Except here's the thing.

A. - Ronald Fino cannot possibly have any inside knowledge above, for example, the FBI on the Buffalo crime family considering he publicly flipped in 1989/1990. I have said this various times, even when the consensus was that he was on "my side," if you will.
B. - You've taken Fino's comment out of context. The very sentence before Fino is quoted, the article writes: "Today, both Cohen and Coppola estimate that there are no more than a handful of surviving mob members in the area, with no viable organization to unite them, and no leader."
So what Fino appears to be saying, in relation to the rest of the article, is that there are remnants of the mob left but no viable organization. I have never disputed that. I have always maintained that there are probably multiple members of the family that are still active in crime. You can choose to take Fino's comment out of context, but I am choosing to read it in relation to the previous statements leading up to that, and to the article as a whole, which is definitive in its explanation that the family, as a viable entity, is dead.

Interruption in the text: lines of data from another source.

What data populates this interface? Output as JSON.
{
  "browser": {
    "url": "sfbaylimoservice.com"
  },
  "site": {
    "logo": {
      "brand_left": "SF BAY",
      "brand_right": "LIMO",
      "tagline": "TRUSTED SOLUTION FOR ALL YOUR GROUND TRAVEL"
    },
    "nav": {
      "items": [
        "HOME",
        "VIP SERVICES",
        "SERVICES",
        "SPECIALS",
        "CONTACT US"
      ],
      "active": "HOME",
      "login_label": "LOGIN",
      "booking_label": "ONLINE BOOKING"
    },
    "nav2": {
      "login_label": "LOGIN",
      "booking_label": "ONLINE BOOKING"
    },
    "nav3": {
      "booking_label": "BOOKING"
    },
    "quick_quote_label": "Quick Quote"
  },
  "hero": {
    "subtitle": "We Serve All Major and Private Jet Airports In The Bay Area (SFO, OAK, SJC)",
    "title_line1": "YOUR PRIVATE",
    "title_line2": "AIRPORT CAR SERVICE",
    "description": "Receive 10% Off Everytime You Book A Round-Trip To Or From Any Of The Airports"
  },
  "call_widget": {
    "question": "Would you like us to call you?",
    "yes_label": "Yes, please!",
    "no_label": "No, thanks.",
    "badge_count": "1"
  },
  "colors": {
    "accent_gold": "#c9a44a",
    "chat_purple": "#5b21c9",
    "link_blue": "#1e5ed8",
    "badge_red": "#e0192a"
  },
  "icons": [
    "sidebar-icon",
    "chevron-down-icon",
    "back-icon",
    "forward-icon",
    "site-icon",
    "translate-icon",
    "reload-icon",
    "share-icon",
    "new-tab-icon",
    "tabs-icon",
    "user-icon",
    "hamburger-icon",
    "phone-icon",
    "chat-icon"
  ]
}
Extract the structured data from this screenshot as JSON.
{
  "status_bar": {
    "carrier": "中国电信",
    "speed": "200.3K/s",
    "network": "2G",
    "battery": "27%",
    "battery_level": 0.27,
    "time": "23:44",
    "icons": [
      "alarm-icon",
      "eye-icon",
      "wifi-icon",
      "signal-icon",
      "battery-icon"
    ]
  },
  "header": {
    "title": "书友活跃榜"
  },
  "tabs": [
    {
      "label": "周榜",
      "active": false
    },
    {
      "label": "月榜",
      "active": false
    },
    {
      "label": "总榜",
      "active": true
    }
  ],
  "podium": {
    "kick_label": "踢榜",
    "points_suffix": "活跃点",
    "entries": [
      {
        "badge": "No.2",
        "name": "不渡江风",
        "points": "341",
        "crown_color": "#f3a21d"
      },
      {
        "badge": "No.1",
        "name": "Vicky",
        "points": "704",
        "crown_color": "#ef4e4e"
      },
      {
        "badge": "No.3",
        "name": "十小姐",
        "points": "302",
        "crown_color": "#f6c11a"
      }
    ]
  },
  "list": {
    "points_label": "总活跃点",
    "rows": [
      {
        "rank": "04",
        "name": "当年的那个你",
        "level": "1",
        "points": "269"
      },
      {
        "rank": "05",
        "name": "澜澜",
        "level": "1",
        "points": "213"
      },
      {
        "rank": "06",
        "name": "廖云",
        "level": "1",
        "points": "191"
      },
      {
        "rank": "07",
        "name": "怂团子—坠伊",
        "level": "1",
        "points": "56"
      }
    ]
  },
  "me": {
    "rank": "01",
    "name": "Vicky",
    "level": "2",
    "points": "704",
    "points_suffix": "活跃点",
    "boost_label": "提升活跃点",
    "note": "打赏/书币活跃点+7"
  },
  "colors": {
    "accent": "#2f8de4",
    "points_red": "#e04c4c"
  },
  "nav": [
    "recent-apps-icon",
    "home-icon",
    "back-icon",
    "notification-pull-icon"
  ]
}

We can argue until we're blue in the face what Fino truly believes. But the fact remains that he is not only contradictory, but he is really not in a legitimate position to know whether the family is active. He does not decide whether the family is active. He is not a true authority on the matter. His opinion, I'll concede, is definitely important, but it does not compete with actual investigators, agents and prosecutors, which is where the bulk of my argument lies. We should also take into account that he is currently promoting his own book if I recall correctly, so it is in his best interests to inflate the Buffalo Mafia to fit his narrative. I am not saying that he is outright lying, nor that he has any real ill intentions behind what he's been saying recently, but a culmination of all these things means that it's hard for anybody to take Fino as a foremost decider on whether the family is active.